I held my breath, keeping the amount of agony in my twisted hand at bay. The knuckle of my pinky had popped back towards the start of my wrist while my fingers were bent in awkward and abnormal ways. I lost my footing and fell back into an inattentive Archy, pinning him against the wall.
“Ow!” he yelled, “What’s wrong with you?”
I held up my hand.
“So much for invincibility,” he said shocked.
It was a strange feeling to be feeling anything at all. Over the past day I hadn’t felt any sort of sensation. No pain, no fatigue, nothing, but in an instant it all came flying back, just to leave just as fast.
We both watched as my fingers straightened with a crack and the knuckle slid back to its place of origin.
“I think I’m going to puke,” Clark said, finally waking up from his nap and looking at my handy work.
Archy and I chuckled, happy to see the little guy return to the world of the living.
“Seriously, that was gross. The most gross thing I have ever seen, and I’ve seen an old lady in a bikini,” he gagged as he stood up.
“What did I miss?” he asked.
“Do you remember anything from the cave?” Archy asked hesitantly, slipping away from in between me and the wall.

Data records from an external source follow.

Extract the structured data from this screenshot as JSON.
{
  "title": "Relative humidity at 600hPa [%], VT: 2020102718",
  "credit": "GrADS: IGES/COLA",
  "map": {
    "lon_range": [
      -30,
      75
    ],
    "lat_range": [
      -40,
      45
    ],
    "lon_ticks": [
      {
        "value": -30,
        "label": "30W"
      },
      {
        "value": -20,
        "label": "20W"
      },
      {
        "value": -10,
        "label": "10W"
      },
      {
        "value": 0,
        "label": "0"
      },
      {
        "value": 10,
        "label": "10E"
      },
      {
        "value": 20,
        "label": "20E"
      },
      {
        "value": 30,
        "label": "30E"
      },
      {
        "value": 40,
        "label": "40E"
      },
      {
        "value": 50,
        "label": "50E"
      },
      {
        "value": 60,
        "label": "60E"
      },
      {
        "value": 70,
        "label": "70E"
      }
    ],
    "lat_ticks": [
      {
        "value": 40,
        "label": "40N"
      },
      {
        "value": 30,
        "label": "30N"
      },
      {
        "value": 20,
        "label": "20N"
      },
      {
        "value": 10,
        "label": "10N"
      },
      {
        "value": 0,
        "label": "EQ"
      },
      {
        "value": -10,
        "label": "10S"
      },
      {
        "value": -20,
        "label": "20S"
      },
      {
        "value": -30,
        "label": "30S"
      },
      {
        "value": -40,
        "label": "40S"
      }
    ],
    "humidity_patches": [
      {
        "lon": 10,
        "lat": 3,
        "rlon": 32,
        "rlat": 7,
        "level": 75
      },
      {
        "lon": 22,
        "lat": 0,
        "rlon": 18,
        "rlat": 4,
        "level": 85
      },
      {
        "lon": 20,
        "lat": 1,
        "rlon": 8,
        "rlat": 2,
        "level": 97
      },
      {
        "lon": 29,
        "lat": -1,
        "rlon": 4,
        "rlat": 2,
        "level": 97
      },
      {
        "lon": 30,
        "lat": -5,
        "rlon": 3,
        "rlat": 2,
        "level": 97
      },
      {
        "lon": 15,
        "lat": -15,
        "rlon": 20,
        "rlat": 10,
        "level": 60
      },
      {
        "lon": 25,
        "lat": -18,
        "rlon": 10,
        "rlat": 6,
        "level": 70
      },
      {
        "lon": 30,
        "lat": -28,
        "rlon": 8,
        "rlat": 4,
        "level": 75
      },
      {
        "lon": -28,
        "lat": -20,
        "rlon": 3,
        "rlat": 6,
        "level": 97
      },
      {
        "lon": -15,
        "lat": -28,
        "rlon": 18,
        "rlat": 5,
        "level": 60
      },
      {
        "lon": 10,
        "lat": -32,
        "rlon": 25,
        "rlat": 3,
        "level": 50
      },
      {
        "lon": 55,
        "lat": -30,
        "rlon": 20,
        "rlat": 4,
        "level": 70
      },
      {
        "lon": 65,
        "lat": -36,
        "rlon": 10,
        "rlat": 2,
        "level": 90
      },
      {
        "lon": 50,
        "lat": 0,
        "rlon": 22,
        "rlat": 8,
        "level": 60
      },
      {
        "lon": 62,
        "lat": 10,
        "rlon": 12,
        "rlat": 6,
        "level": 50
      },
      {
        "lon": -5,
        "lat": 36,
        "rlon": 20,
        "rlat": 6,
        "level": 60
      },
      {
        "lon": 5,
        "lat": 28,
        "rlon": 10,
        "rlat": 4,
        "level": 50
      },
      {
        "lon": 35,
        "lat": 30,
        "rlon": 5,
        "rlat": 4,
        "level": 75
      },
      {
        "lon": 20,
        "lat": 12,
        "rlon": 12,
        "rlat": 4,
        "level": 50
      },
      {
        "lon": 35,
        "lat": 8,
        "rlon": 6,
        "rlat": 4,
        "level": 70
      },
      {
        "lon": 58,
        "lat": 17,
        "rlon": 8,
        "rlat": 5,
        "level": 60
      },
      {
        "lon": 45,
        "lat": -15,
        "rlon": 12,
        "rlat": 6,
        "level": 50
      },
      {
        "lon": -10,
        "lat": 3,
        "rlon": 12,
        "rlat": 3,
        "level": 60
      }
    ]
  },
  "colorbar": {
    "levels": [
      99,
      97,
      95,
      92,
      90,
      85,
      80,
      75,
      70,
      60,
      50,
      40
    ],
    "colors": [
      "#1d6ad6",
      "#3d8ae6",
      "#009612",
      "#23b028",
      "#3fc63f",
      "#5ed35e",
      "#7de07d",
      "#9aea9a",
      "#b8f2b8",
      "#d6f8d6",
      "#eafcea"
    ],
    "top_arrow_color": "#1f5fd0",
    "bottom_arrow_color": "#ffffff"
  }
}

“Yeah!” Clark answered, kicking Archy in the shin, “You’re not supposed to shoot those at people. You could’ve killed me.”
“Ow...I’m...I’m sorry. I thought she was going to hurt you, but I ended up doing more damage than I ever wanted to. Clark, you have superpowers. You saved us all,” Archy said, trying to change the subject.

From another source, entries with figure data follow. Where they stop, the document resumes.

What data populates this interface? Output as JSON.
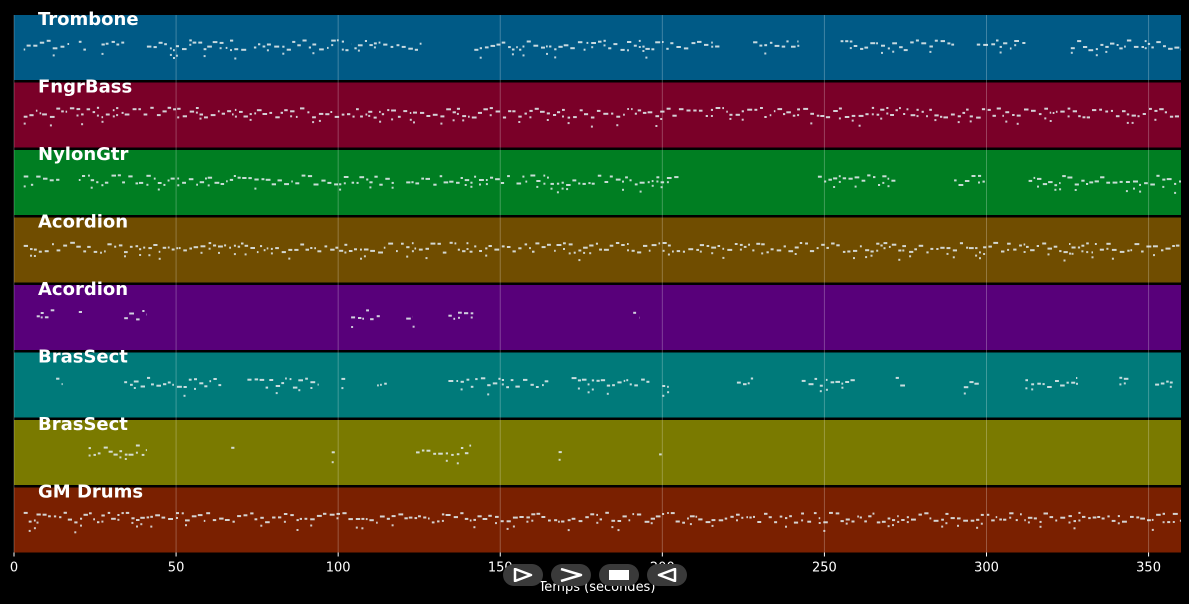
{
  "chart_data": {
    "type": "piano-roll",
    "xlabel": "Temps (secondes)",
    "xlim": [
      0,
      360
    ],
    "xticks": [
      0,
      50,
      100,
      150,
      200,
      250,
      300,
      350
    ],
    "grid": true,
    "tracks": [
      {
        "name": "Trombone",
        "color": "#005a86",
        "active": [
          [
            3,
            17
          ],
          [
            20,
            23
          ],
          [
            27,
            34
          ],
          [
            41,
            72
          ],
          [
            74,
            104
          ],
          [
            105,
            117
          ],
          [
            118,
            126
          ],
          [
            142,
            218
          ],
          [
            228,
            242
          ],
          [
            255,
            290
          ],
          [
            297,
            312
          ],
          [
            326,
            360
          ]
        ]
      },
      {
        "name": "FngrBass",
        "color": "#7a0028",
        "active": [
          [
            3,
            360
          ]
        ]
      },
      {
        "name": "NylonGtr",
        "color": "#007e22",
        "active": [
          [
            3,
            14
          ],
          [
            20,
            118
          ],
          [
            121,
            153
          ],
          [
            155,
            205
          ],
          [
            248,
            272
          ],
          [
            290,
            300
          ],
          [
            313,
            360
          ]
        ]
      },
      {
        "name": "Acordion",
        "color": "#704d00",
        "active": [
          [
            3,
            360
          ]
        ]
      },
      {
        "name": "Acordion",
        "color": "#58007a",
        "active": [
          [
            7,
            13
          ],
          [
            20,
            21
          ],
          [
            34,
            41
          ],
          [
            104,
            113
          ],
          [
            121,
            123
          ],
          [
            134,
            142
          ],
          [
            191,
            193
          ]
        ]
      },
      {
        "name": "BrasSect",
        "color": "#007a7a",
        "active": [
          [
            13,
            15
          ],
          [
            34,
            64
          ],
          [
            72,
            94
          ],
          [
            101,
            103
          ],
          [
            112,
            115
          ],
          [
            134,
            165
          ],
          [
            172,
            196
          ],
          [
            200,
            202
          ],
          [
            223,
            228
          ],
          [
            243,
            260
          ],
          [
            272,
            275
          ],
          [
            293,
            298
          ],
          [
            312,
            328
          ],
          [
            341,
            344
          ],
          [
            352,
            358
          ]
        ]
      },
      {
        "name": "BrasSect",
        "color": "#7a7a00",
        "active": [
          [
            23,
            41
          ],
          [
            67,
            68
          ],
          [
            98,
            99
          ],
          [
            124,
            141
          ],
          [
            168,
            169
          ],
          [
            199,
            200
          ]
        ]
      },
      {
        "name": "GM Drums",
        "color": "#7a2000",
        "active": [
          [
            3,
            360
          ]
        ]
      }
    ]
  },
  "player": {
    "buttons": [
      {
        "name": "play-button",
        "icon": "play-icon"
      },
      {
        "name": "fast-forward-button",
        "icon": "fast-forward-icon"
      },
      {
        "name": "stop-button",
        "icon": "stop-icon"
      },
      {
        "name": "rewind-button",
        "icon": "rewind-icon"
      }
    ]
  }
}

Clark held a suspicious countenance, pressing his lips together and squinting his eyes.
“Was it cool?” he asked, holding the same look.
“The most amazing thing I have ever seen,” I answered while smiling like a fool.
His suspicion broke into joy as he danced around the stairs. I laughed and smiled while watching the boy do his happy dance and I only stopped because my visions of a forgotten life returned.
I saw a ghost made of gray mist running up the stairs with me held tightly around his shoulder while guards fired down at his pursuer: a shadow in black that never stayed in one spot for long.
Scavenger would teleport from guard to guard, disarming then disabling them one after another. The man in gray stopped at the door and turned to face my oldest friend.
“You don’t have a lot of time left little wolf. They’re due within the hour. You can kill me after the job is done,” he said, punching four numbers into the keypad, then fleeing through the partially opened door.
I walked up to the keypad with the numbers one, two, six, and zero glowing. I knew the date that it was supposed to be: the day my life lost its light, the day Freddy Sims was killed.
I entered 1026 and the door beeped open.